It’s a shame Maryland couldn’t have had a little more patience.
The ACC’s grant of rights announcement on Monday was spectacular. It was like one giant shoe coming down on every realignment rumor out there and squashing it like a bug. It was 15 university presidents standing together like a brick wall.
It was a conversation Maryland had absolutely nothing to do with.
Because Maryland will head to the Big Ten after the 2013 season, the Terps haven’t been allowed to participate in any conversations about the league’s future. And right now, more than ever before, the future looks bright for the ACC. One of the biggest storylines this offseason in the ACC has been the league’s lawsuit against Maryland, as the ACC has gone after every penny of the $52 million exit fee the ACC bylaws require of schools who want to leave the conference. Maryland filed a lawsuit, claiming it shouldn't be responsible for the money. How that lawsuit played out was said to be key in determining whether or not other schools would follow, just like West Virginia set a precedent when it left the Big East.
The lawsuit and the $52 million are still vital to the ACC, but whether or not Maryland has to pay up quickly became more irrelevant to the big picture on Monday when the league announced its grant of rights agreement. Now, if any ACC school leaves the conference, it leaves behind its media rights and revenue. No matter what happens with Maryland’s lawsuit, the ACC will still be standing on stable ground, but it's not going to let the Terps go without a fight.
The conference still has every intention of getting its money. For league officials in Greensboro, the grant of rights agreement coupled with the league's exit fee is its insurance policy that nobody is going anywhere anytime soon. The grant of rights agreement and the exit fee are supposed to be the ultimate double whammy, and the ACC will still try to make an example out of Maryland -- which is unfortunate for everyone, but now more than ever it looks like the Terps never had to leave.
The Grant of Rights agreement was an unbreakable sign of solidarity through 2027, but it was also the start of the next step – an ACC network.

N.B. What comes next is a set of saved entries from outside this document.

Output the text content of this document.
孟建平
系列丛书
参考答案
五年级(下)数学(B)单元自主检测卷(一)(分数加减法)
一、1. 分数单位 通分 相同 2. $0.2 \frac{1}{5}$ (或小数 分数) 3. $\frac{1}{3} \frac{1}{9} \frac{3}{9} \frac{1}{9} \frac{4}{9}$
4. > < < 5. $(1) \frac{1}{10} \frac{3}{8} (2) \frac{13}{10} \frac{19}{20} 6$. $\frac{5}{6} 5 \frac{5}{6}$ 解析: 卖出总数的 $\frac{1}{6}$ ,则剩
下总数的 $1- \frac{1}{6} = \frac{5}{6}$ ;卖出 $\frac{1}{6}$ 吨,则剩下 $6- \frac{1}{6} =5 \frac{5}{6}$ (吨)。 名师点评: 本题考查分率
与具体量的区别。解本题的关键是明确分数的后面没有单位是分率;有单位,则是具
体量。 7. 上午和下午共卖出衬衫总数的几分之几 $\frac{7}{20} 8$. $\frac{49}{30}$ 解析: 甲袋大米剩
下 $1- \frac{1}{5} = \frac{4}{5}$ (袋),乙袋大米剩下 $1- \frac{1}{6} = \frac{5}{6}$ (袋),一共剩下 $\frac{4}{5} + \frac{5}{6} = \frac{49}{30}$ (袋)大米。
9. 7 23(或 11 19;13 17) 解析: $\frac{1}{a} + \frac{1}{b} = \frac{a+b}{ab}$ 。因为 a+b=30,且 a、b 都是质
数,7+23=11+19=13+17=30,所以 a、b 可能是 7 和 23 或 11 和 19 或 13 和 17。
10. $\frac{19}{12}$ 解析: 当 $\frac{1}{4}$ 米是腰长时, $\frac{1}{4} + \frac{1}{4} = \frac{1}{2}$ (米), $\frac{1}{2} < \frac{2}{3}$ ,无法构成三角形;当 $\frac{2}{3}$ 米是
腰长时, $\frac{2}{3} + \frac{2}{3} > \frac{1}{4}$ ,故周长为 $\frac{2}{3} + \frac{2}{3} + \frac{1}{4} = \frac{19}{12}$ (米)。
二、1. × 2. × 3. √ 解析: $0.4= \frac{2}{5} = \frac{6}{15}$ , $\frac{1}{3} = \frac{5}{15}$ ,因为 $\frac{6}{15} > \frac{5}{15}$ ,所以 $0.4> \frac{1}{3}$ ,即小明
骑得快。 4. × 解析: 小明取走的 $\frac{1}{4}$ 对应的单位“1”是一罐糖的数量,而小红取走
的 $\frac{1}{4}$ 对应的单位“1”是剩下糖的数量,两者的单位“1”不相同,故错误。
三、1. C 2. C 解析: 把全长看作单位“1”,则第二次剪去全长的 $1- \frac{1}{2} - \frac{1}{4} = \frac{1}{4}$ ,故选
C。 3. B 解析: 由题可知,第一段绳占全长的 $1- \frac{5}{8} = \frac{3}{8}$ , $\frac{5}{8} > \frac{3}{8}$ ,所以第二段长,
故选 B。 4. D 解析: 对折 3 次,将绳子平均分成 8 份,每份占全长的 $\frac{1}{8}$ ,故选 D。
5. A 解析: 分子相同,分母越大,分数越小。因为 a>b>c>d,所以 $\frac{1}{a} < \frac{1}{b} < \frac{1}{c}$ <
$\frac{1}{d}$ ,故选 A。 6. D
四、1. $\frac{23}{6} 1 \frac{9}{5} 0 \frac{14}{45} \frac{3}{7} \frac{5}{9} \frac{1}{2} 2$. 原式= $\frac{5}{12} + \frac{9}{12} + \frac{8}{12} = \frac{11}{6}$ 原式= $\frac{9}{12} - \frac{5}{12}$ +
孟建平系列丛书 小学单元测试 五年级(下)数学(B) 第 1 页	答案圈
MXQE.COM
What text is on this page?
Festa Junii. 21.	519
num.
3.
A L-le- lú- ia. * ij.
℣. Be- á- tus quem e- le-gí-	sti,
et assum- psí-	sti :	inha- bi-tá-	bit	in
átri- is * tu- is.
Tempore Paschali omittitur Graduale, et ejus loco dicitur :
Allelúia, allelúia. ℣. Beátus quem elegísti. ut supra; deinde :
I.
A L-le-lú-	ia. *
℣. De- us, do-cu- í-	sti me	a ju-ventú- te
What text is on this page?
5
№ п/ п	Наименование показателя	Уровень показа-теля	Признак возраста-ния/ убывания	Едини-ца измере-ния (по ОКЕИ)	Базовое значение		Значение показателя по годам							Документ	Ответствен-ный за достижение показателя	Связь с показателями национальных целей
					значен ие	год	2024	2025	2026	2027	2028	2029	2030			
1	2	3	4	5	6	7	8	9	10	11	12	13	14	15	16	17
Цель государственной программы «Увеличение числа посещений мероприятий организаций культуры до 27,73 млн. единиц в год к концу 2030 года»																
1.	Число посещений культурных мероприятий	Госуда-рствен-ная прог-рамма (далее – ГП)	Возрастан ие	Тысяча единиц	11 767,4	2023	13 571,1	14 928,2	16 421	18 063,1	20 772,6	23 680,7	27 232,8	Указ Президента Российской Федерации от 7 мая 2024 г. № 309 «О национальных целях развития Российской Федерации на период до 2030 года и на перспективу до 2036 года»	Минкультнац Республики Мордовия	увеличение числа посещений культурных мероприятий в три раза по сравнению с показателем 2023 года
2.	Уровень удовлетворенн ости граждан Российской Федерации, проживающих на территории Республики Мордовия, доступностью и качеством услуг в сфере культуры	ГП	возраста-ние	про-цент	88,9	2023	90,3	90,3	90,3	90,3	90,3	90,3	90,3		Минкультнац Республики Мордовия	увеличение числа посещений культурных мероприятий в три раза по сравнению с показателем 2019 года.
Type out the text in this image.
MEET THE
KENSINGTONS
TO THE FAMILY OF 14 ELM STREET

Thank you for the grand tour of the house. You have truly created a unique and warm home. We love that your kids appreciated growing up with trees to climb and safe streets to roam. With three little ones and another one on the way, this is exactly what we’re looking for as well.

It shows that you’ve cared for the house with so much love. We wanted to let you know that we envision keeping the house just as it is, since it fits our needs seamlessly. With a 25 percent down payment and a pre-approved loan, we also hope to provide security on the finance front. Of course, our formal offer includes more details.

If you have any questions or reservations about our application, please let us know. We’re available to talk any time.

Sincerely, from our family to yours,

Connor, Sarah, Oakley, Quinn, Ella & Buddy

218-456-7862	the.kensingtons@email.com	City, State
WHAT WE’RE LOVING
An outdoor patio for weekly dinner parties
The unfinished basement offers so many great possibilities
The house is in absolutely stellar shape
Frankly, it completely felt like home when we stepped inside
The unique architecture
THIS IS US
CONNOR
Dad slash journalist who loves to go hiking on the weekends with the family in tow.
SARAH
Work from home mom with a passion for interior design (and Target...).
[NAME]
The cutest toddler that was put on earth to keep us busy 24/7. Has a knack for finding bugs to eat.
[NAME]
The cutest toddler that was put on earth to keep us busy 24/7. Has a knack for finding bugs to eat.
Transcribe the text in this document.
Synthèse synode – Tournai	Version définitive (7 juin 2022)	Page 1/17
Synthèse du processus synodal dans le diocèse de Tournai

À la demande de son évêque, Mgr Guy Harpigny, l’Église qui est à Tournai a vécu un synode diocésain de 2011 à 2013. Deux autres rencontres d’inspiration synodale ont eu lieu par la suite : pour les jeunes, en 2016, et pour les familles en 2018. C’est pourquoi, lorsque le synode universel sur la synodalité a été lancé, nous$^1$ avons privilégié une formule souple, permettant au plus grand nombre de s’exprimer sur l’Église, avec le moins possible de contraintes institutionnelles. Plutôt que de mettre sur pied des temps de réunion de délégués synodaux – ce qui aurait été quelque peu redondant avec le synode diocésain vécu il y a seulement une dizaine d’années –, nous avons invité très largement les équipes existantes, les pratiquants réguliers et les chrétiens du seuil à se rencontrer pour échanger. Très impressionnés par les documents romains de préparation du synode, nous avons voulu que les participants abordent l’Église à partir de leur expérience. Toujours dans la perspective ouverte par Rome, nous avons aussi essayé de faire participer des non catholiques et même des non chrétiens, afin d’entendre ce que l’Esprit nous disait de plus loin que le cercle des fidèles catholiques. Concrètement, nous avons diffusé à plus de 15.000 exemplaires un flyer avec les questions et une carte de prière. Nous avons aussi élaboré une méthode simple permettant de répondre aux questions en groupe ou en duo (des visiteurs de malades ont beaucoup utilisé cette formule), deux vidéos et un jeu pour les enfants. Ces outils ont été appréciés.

"The assignment of media rights to the ACC by each member guarantees stability in the league, of course,” NC State athletic director Debbie Yow said in a statement released by the school. “But, it also opens the door more widely to a discussion about an ACC Network, something that a number of ADs believe would further enhance the ACC brand.”
Now the ACC can have some serious talks about a network similar to the one that makes the Big Ten its big bucks. The ACC was never house poor to begin with, but an ACC network would almost have guaranteed Maryland no good reason to leave. While the ACC is figuring out the best way to make even more money, Maryland will likely be lining up against Penn State, Michigan, Ohio State and Michigan State on a routine basis in the Big Ten’s East Division.
First, though, it has to get untangled from its lawsuit with the ACC.
A motion will be filed today in Upper Marlboro, Md. in opposition to the ACC’s motion to dismiss the suit in the state of Maryland. According to The Washington Post, the grant of rights agreement could make it even more difficult for the ACC to win the lawsuit because the ACC’s case “weakens as the conference itself grows stronger and more stable.”
Sounds like a fair trade for the ACC, all things considered, but the conference isn't going to settle.
In the end, the court will have to determine if Maryland’s obligated to pay the ACC its $52 million dollar exit fee, but the joint decision for a grant of rights agreement? Priceless.